Two flight nurses stabilize the baby at the birth hospital, and then they fly back to OU Medical Center with baby in tow.

“It’s different than picking up someone at an accident scene who has to be taken to the hospital. Those crews stabilize everything in flight. We don’t have to do that. We take care of it on the ground. These gals get this baby completely stabilized before we leave the hospital,” Air Kids One Pilot Max Martin said.

“They are getting the best care possible in Oklahoma. In a little baby’s life I think every minute counts. That’s why we are here,” Air Kids Medical Director Dr. Venu Gottipati said.

Air Kids is the only exclusively neonatal transport team in the state.

They fly to every corner of Oklahoma, making the occasional trip to north Texas and to Arkansas.

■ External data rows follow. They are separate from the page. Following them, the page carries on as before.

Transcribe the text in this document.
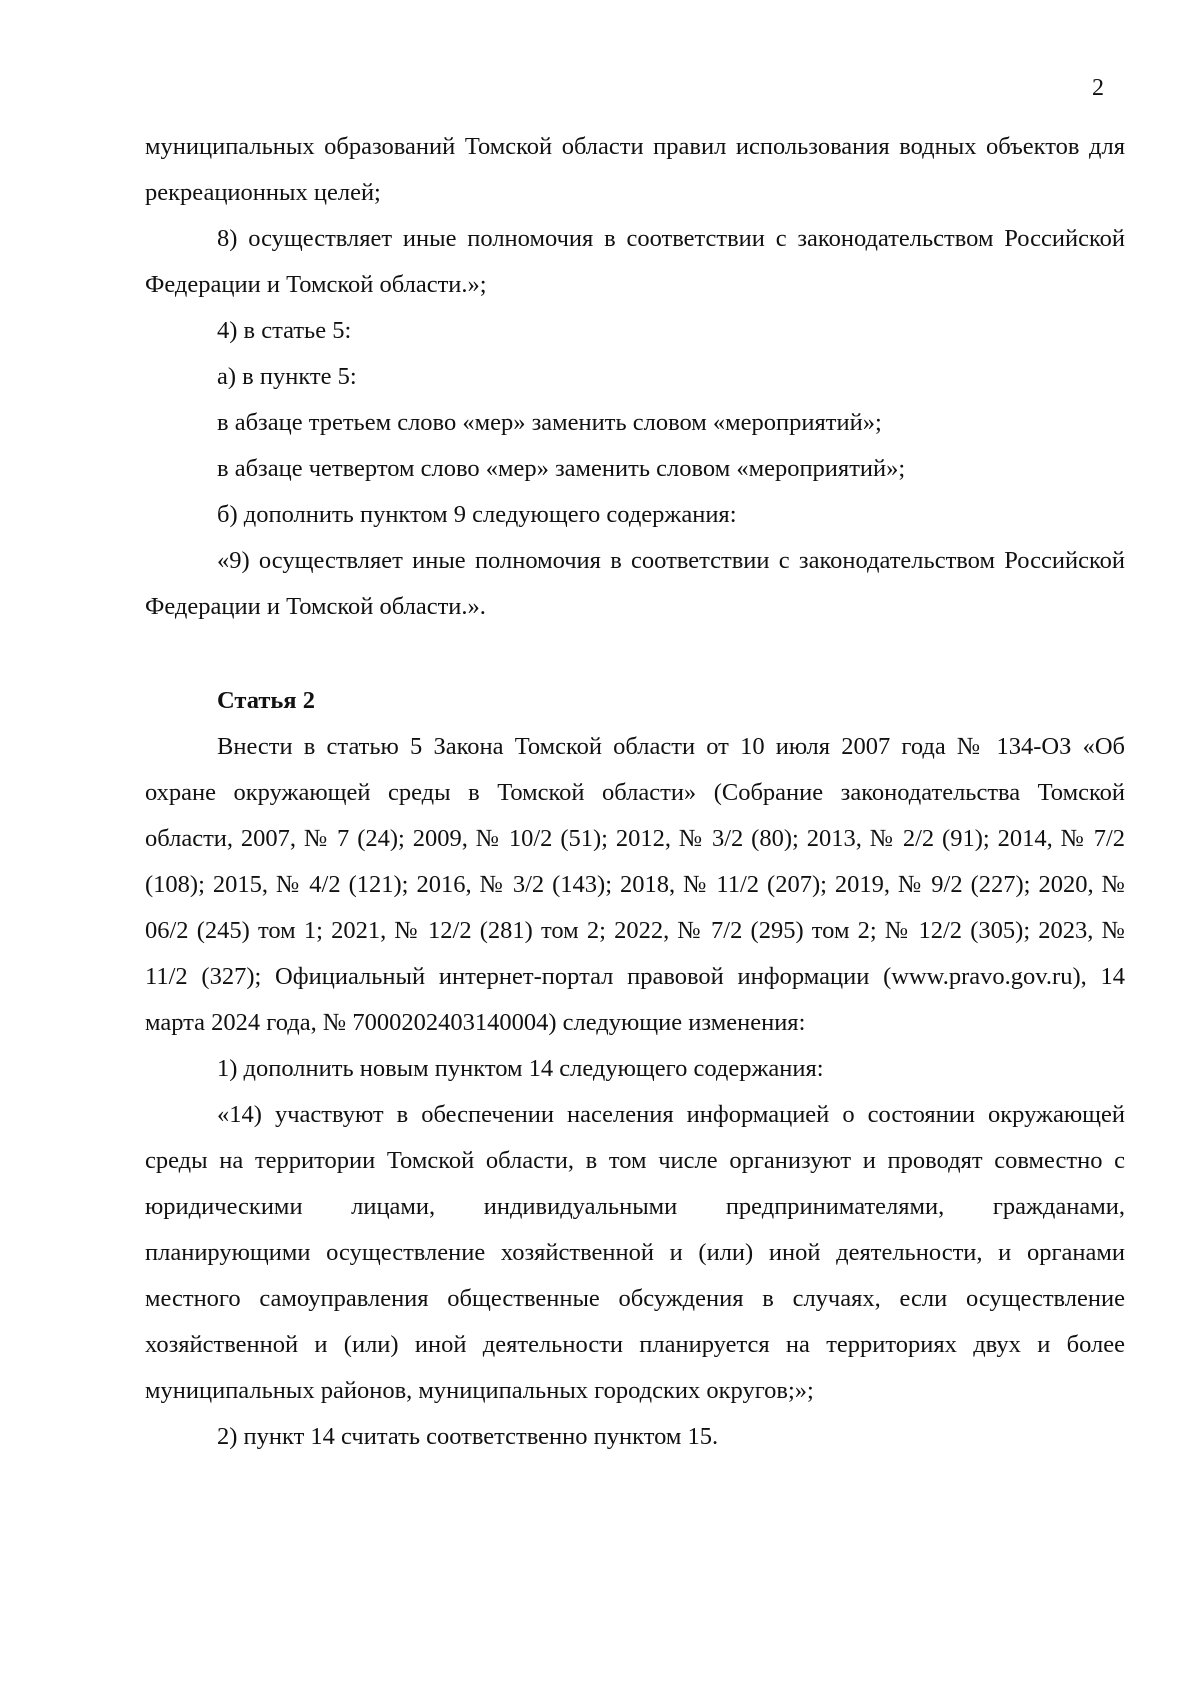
2

муниципальных образований Томской области правил использования водных объектов для рекреационных целей;

8) осуществляет иные полномочия в соответствии с законодательством Российской Федерации и Томской области.»;

4) в статье 5:

а) в пункте 5:

в абзаце третьем слово «мер» заменить словом «мероприятий»;

в абзаце четвертом слово «мер» заменить словом «мероприятий»;

б) дополнить пунктом 9 следующего содержания:

«9) осуществляет иные полномочия в соответствии с законодательством Российской Федерации и Томской области.».

Статья 2

Внести в статью 5 Закона Томской области от 10 июля 2007 года № 134-ОЗ «Об охране окружающей среды в Томской области» (Собрание законодательства Томской области, 2007, № 7 (24); 2009, № 10/2 (51); 2012, № 3/2 (80); 2013, № 2/2 (91); 2014, № 7/2 (108); 2015, № 4/2 (121); 2016, № 3/2 (143); 2018, № 11/2 (207); 2019, № 9/2 (227); 2020, № 06/2 (245) том 1; 2021, № 12/2 (281) том 2; 2022, № 7/2 (295) том 2; № 12/2 (305); 2023, № 11/2 (327); Официальный интернет-портал правовой информации (www.pravo.gov.ru), 14 марта 2024 года, № 7000202403140004) следующие изменения:

1) дополнить новым пунктом 14 следующего содержания:

«14) участвуют в обеспечении населения информацией о состоянии окружающей среды на территории Томской области, в том числе организуют и проводят совместно с юридическими лицами, индивидуальными предпринимателями, гражданами, планирующими осуществление хозяйственной и (или) иной деятельности, и органами местного самоуправления общественные обсуждения в случаях, если осуществление хозяйственной и (или) иной деятельности планируется на территориях двух и более муниципальных районов, муниципальных городских округов;»;

2) пункт 14 считать соответственно пунктом 15.
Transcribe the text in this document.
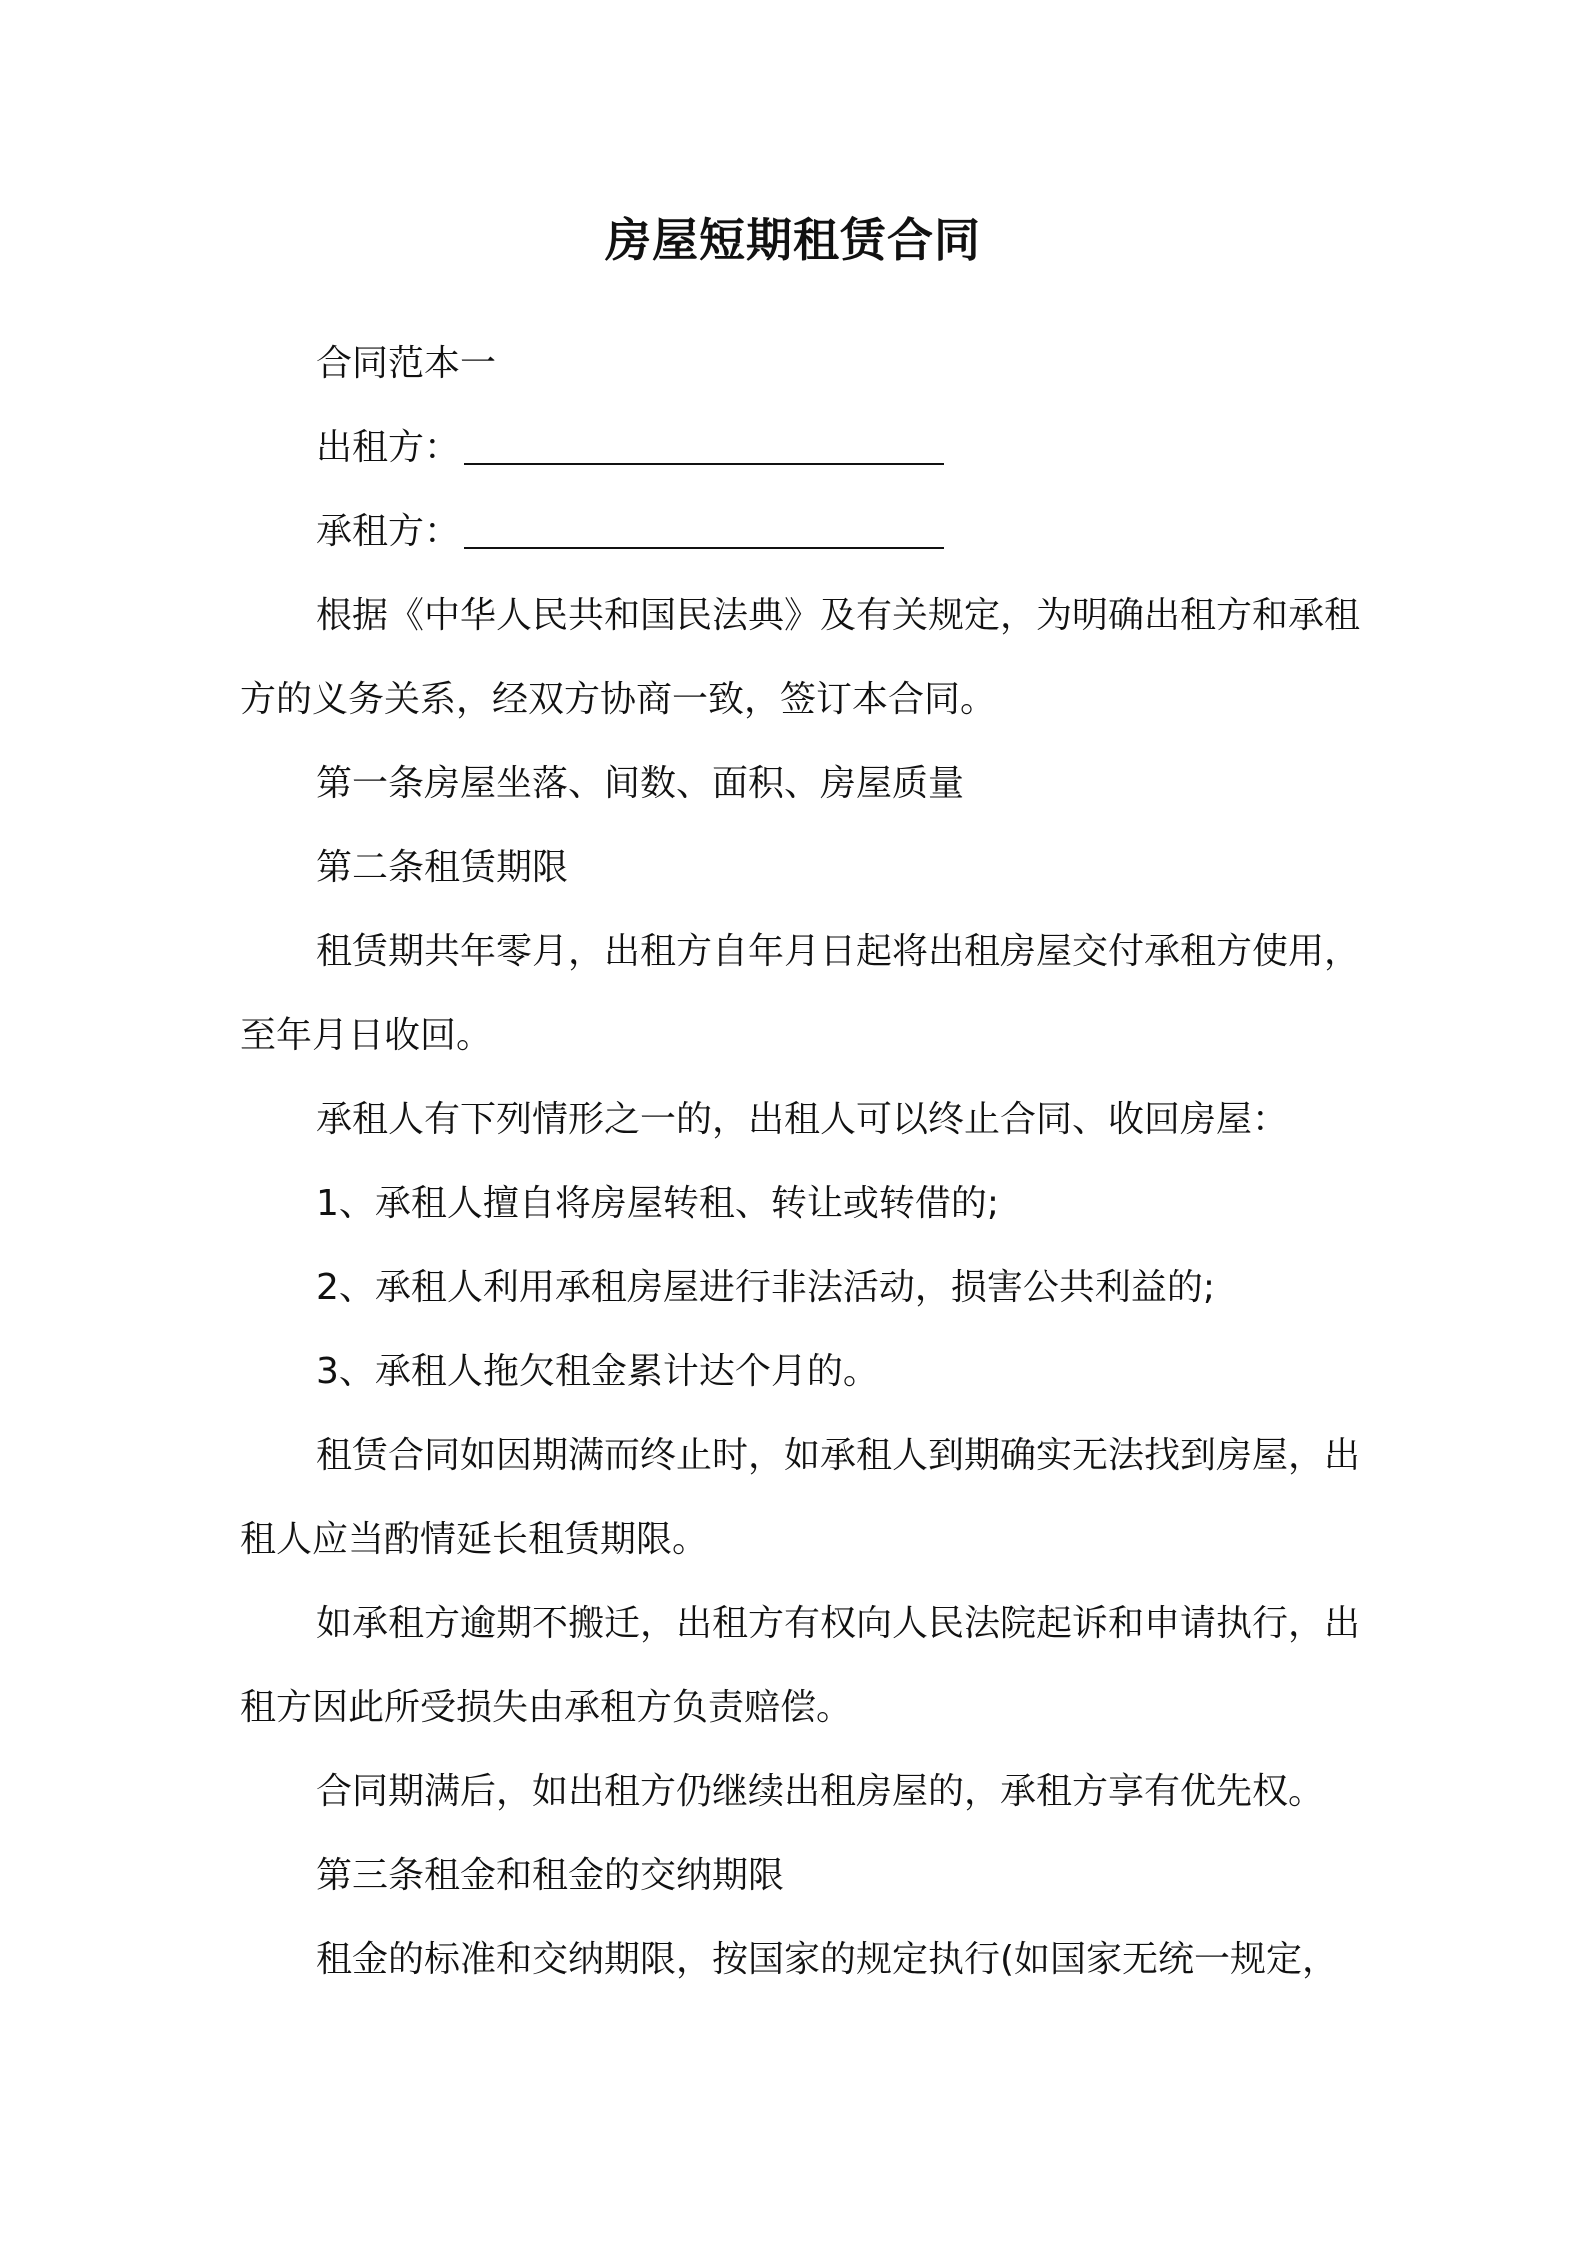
房屋短期租赁合同

合同范本一

出租方：

承租方：

根据《中华人民共和国民法典》及有关规定，为明确出租方和承租方的义务关系，经双方协商一致，签订本合同。

第一条房屋坐落、间数、面积、房屋质量

第二条租赁期限

租赁期共年零月，出租方自年月日起将出租房屋交付承租方使用，至年月日收回。

承租人有下列情形之一的，出租人可以终止合同、收回房屋：

1、承租人擅自将房屋转租、转让或转借的;

2、承租人利用承租房屋进行非法活动，损害公共利益的;

3、承租人拖欠租金累计达个月的。

租赁合同如因期满而终止时，如承租人到期确实无法找到房屋，出租人应当酌情延长租赁期限。

如承租方逾期不搬迁，出租方有权向人民法院起诉和申请执行，出租方因此所受损失由承租方负责赔偿。

合同期满后，如出租方仍继续出租房屋的，承租方享有优先权。

第三条租金和租金的交纳期限

租金的标准和交纳期限，按国家的规定执行(如国家无统一规定，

The Air Kids team once flew to Tennessee to get a baby.

“Babies who are flown here can get here a lot more quickly and can get the care they need in a much more efficient manner,” OU Medicine neonatologist Dr. Doug Dannaway said.

Just before midnight on Wednesday, Feb. 13, Ruger Wilson made the trip from a hospital in Ada to Oklahoma City.

He was 11 hours old.

His mother, Kim Ragan, had no idea there would be a problem with her baby boy.

“You expect to have a good experience. When your baby isn’t healthy, it’s hard,” Ragan said.

Ruger Wilson had a condition known as Transient Tachypnea of Newborns, when a baby doesn’t adjust to life outside the womb.

Little Ruger was breathing correctly and so his mom handed him over to the Air Kids Team to fly him to Oklahoma City for life-saving medical attention.

It was his best chance at life.

“It was basically a life or death situation. Two hours to travel by ground. That’s a long time versus the 30 to 40 minutes is takes to fly,” Ruger’s father Brandon Wilson said.

There are 12 nurses on the Air Kids team.

“You sometimes know what you’re walking into and then you sometimes don’t. The picture that was presented on the phone may have changed during the 30 minute flight,” Air Kids nurse Carrie Judkins said.

The Air Kids team flies once a day, on average; approximately 40 flights per month.

It is a courageous endeavor for all involved in the journey.